Connect an in-database data stream that includes a target field of interest along with one or more possible predictor fields.
If the input is from a SQL Server or Teradata in-database data stream, then the Microsoft Machine Learning Server rxDForest function (from the RevoScaleR package) is used for model estimation. This allows the processing to be done on the database server, as long as both the local machine and the server have been configured with Microsoft Machine Learning Server, and can result in a significant improvement on performance.
- Model name: Each model needs to be given a name so it can later be identified. The choice is to either provide a name, or have a name automatically generated. Model names must start with a letter and may contain letters, numbers, and the special characters period (".") and underscore ("_"). No other special characters are allowed, and R is case sensitive.
- Select the target variable: Select the field from the data stream you want to predict.
- Select the predictor variables: Choose the fields from the data stream you believe "cause" changes in the value of the target variable.
- Number of trees to use: Select the number of tree models to include in the forest.

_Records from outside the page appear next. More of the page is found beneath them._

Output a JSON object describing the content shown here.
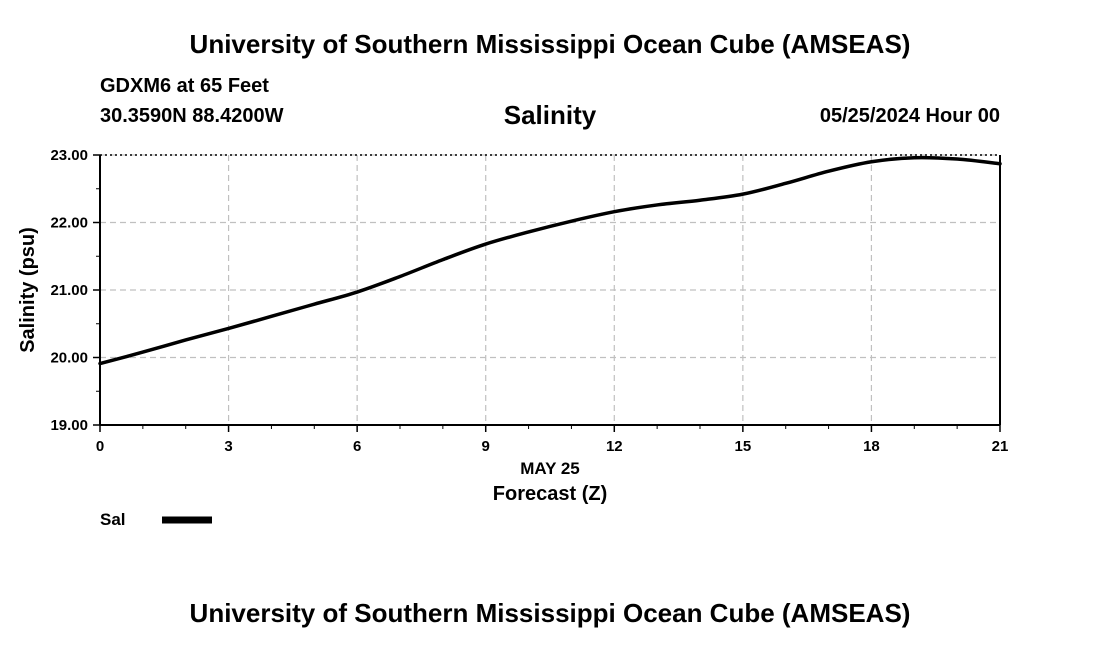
{
  "header": {
    "top_title": "University of Southern Mississippi Ocean Cube (AMSEAS)",
    "station": "GDXM6 at 65 Feet",
    "coords": "30.3590N  88.4200W",
    "chart_title": "Salinity",
    "datetime": "05/25/2024 Hour 00",
    "bottom_title": "University of Southern Mississippi Ocean Cube (AMSEAS)"
  },
  "colors": {
    "line": "#000000",
    "grid": "#c0c0c0",
    "frame": "#000000"
  },
  "chart_data": {
    "type": "line",
    "title": "Salinity",
    "xlabel": "Forecast (Z)",
    "xlabel_date": "MAY 25",
    "ylabel": "Salinity (psu)",
    "xlim": [
      0,
      21
    ],
    "ylim": [
      19,
      23
    ],
    "x_ticks": [
      0,
      3,
      6,
      9,
      12,
      15,
      18,
      21
    ],
    "x_tick_labels": [
      "0",
      "3",
      "6",
      "9",
      "12",
      "15",
      "18",
      "21"
    ],
    "y_ticks": [
      19,
      20,
      21,
      22,
      23
    ],
    "y_tick_labels": [
      "19.00",
      "20.00",
      "21.00",
      "22.00",
      "23.00"
    ],
    "grid": true,
    "legend": {
      "position": "bottom-left",
      "label": "Sal"
    },
    "series": [
      {
        "name": "Sal",
        "x": [
          0,
          1,
          2,
          3,
          4,
          5,
          6,
          7,
          8,
          9,
          10,
          11,
          12,
          13,
          14,
          15,
          16,
          17,
          18,
          19,
          20,
          21
        ],
        "values": [
          19.91,
          20.08,
          20.26,
          20.43,
          20.61,
          20.79,
          20.97,
          21.2,
          21.45,
          21.68,
          21.86,
          22.02,
          22.16,
          22.26,
          22.33,
          22.42,
          22.58,
          22.76,
          22.9,
          22.96,
          22.94,
          22.87
        ]
      }
    ]
  }
}
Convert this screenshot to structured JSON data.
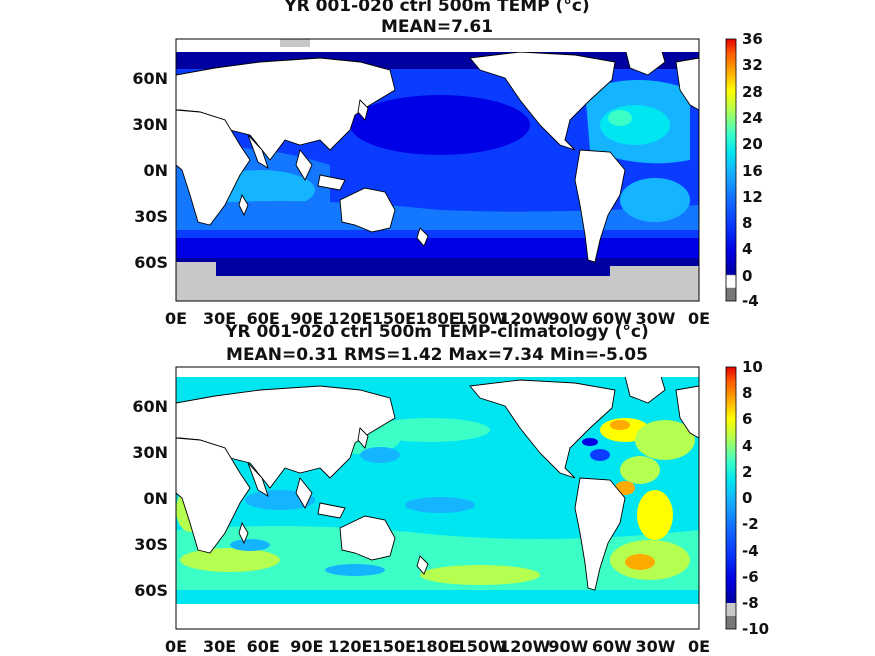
{
  "panels": [
    {
      "title": "YR 001-020 ctrl 500m TEMP (°c)",
      "subtitle": "MEAN=7.61",
      "x_ticks": [
        "0E",
        "30E",
        "60E",
        "90E",
        "120E",
        "150E",
        "180E",
        "150W",
        "120W",
        "90W",
        "60W",
        "30W",
        "0E"
      ],
      "y_ticks": [
        "60N",
        "30N",
        "0N",
        "30S",
        "60S"
      ],
      "colorbar_ticks": [
        "36",
        "32",
        "28",
        "24",
        "20",
        "16",
        "12",
        "8",
        "4",
        "0",
        "-4"
      ],
      "colorbar_range": [
        -4,
        36
      ],
      "palette": [
        "#0000a0",
        "#0000e6",
        "#0a3cff",
        "#1478ff",
        "#14b4ff",
        "#00e6f0",
        "#3cffc8",
        "#b4ff50",
        "#ffff00",
        "#ffaa00",
        "#ff5a00",
        "#e60000"
      ]
    },
    {
      "title": "YR 001-020 ctrl 500m TEMP-climatology (°c)",
      "subtitle": "MEAN=0.31   RMS=1.42   Max=7.34   Min=-5.05",
      "x_ticks": [
        "0E",
        "30E",
        "60E",
        "90E",
        "120E",
        "150E",
        "180E",
        "150W",
        "120W",
        "90W",
        "60W",
        "30W",
        "0E"
      ],
      "y_ticks": [
        "60N",
        "30N",
        "0N",
        "30S",
        "60S"
      ],
      "colorbar_ticks": [
        "10",
        "8",
        "6",
        "4",
        "2",
        "0",
        "-2",
        "-4",
        "-6",
        "-8",
        "-10"
      ],
      "colorbar_range": [
        -10,
        10
      ],
      "palette": [
        "#0000a0",
        "#0000e6",
        "#0a3cff",
        "#1478ff",
        "#14b4ff",
        "#00e6f0",
        "#3cffc8",
        "#b4ff50",
        "#ffff00",
        "#ffaa00",
        "#ff5a00",
        "#e60000"
      ]
    }
  ],
  "colors": {
    "land": "#ffffff",
    "masked": "#c8c8c8",
    "below_min": "#777777",
    "coast": "#000000"
  }
}
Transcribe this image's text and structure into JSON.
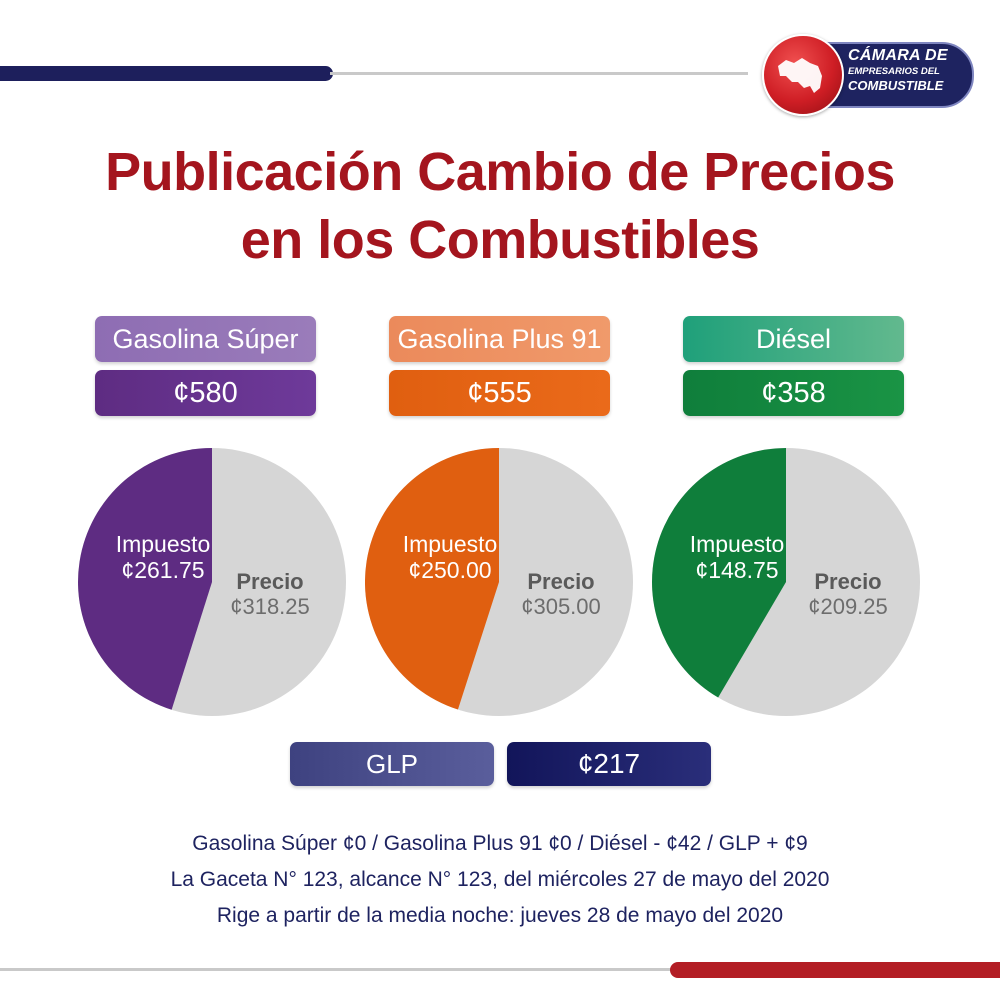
{
  "logo": {
    "line1": "CÁMARA DE",
    "line2": "EMPRESARIOS DEL",
    "line3": "COMBUSTIBLE",
    "colors": {
      "circle": "#cf1e25",
      "pill": "#1e2360"
    }
  },
  "title": {
    "line1": "Publicación Cambio de Precios",
    "line2": "en los Combustibles",
    "color": "#a4151e"
  },
  "fuels": [
    {
      "name": "Gasolina Súper",
      "price": "¢580"
    },
    {
      "name": "Gasolina Plus 91",
      "price": "¢555"
    },
    {
      "name": "Diésel",
      "price": "¢358"
    }
  ],
  "glp": {
    "name": "GLP",
    "price": "¢217"
  },
  "chart_data": [
    {
      "type": "pie",
      "slices": [
        {
          "label": "Impuesto",
          "display": "¢261.75",
          "value": 261.75,
          "color": "#5e2c82"
        },
        {
          "label": "Precio",
          "display": "¢318.25",
          "value": 318.25,
          "color": "#d6d6d6"
        }
      ]
    },
    {
      "type": "pie",
      "slices": [
        {
          "label": "Impuesto",
          "display": "¢250.00",
          "value": 250.0,
          "color": "#e05f10"
        },
        {
          "label": "Precio",
          "display": "¢305.00",
          "value": 305.0,
          "color": "#d6d6d6"
        }
      ]
    },
    {
      "type": "pie",
      "slices": [
        {
          "label": "Impuesto",
          "display": "¢148.75",
          "value": 148.75,
          "color": "#0f7e3b"
        },
        {
          "label": "Precio",
          "display": "¢209.25",
          "value": 209.25,
          "color": "#d6d6d6"
        }
      ]
    }
  ],
  "footer": {
    "line1": "Gasolina Súper ¢0 / Gasolina Plus 91 ¢0 / Diésel - ¢42 / GLP + ¢9",
    "line2": "La Gaceta N° 123, alcance N° 123, del miércoles 27 de mayo del 2020",
    "line3": "Rige a partir de la media noche: jueves 28 de mayo del 2020"
  }
}
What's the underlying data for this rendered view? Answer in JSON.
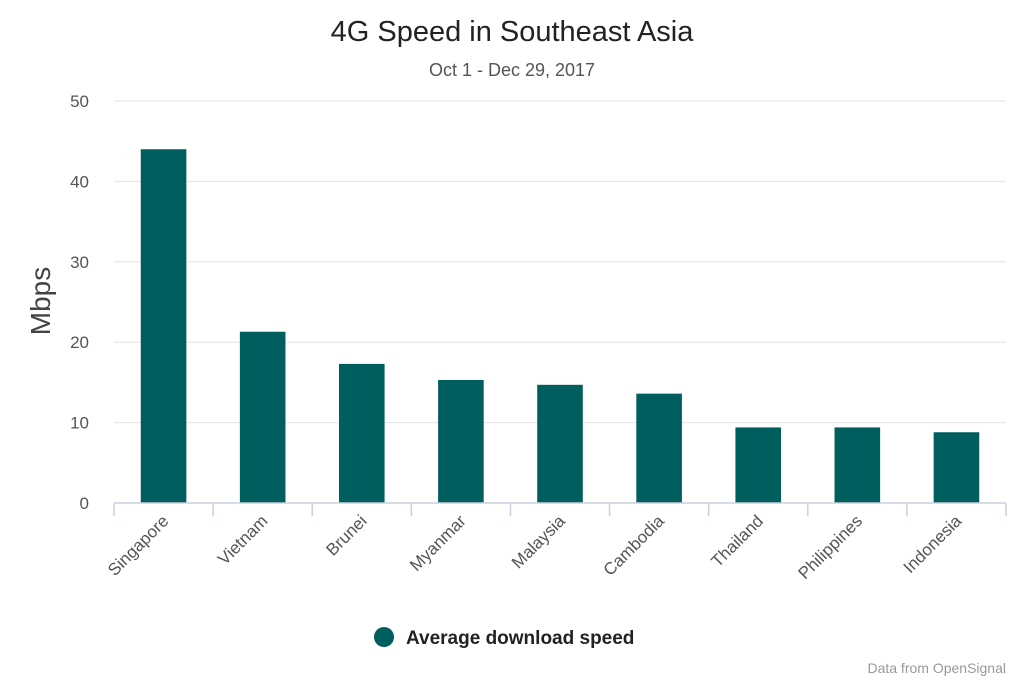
{
  "chart_data": {
    "type": "bar",
    "title": "4G Speed in Southeast Asia",
    "subtitle": "Oct 1 - Dec 29, 2017",
    "xlabel": "",
    "ylabel": "Mbps",
    "ylim": [
      0,
      50
    ],
    "yticks": [
      "0",
      "10",
      "20",
      "30",
      "40",
      "50"
    ],
    "categories": [
      "Singapore",
      "Vietnam",
      "Brunei",
      "Myanmar",
      "Malaysia",
      "Cambodia",
      "Thailand",
      "Philippines",
      "Indonesia"
    ],
    "series": [
      {
        "name": "Average download speed",
        "values": [
          44.0,
          21.3,
          17.3,
          15.3,
          14.7,
          13.6,
          9.4,
          9.4,
          8.8
        ]
      }
    ],
    "grid": true,
    "legend_position": "bottom-center",
    "credit": "Data from OpenSignal",
    "colors": {
      "bar": "#005e5e",
      "grid": "#e3e3e3",
      "axis": "#c7d0dc"
    }
  }
}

The default is 500 based on the finding of Breiman. Decrease the value with an XDF metadata stream if the length of model runtime is a concern.
- Select a specific number of variables to select between at each split: Select the number of variables to be considered at each split.
- Use sampling weights for model estimation: Click the check box and then select a weight field from the data stream to estimate a model that uses sampling weight. A field is used as both a predictor and the weight variable, then the weight variable will appear in the model call in the output with the string "Right_" prepended to it.
Columns containing unique identifiers, such as surrogate primary keys and natural primary keys, should not be used in statistical analyses. They have no predictive value and can cause runtime exceptions.
- Directly limit the overall size of each model tree
- The total allowable nodes in a tree: Select for models that use the open source R randomForest model.
- The maximum depth of a model tree: Select for models that use the RevoScaleR rxDForest function.
- The minimum number of records allowed in a tree node: Select a value to control the size of the smallest allowed terminal node in each ensemble tree. Increasing this number will reduce the total number of nodes in each tree.
- Select the records for the creation of each model with replacement: Select to control whether the bootstrap replicates are drawn from the full estimation sample with or without replacement.
- The percentage of the data records to sample from to create each tree: Select to control whether all or only part of the full estimation sample will be used for forming each bootstrap replicate.
- Plot size: Select inches or centimeters for the size of the graph.
-
Graph resolution: Select the resolution of the graph in dots per inch: 1x (96 dpi); 2x (192 dpi); or 3x (288 dpi). Lower resolution creates a smaller file and is best for viewing on a monitor. Higher resolution creates a larger file with better print quality.
- Base font size (points): Select the size of the font in the graph.
Connect a Browse tool to each output anchor to view results.
- O anchor: Displays the model name and size of the object in the Results window.
- R anchor: Displays a summary report of the model that includes a summary and plots.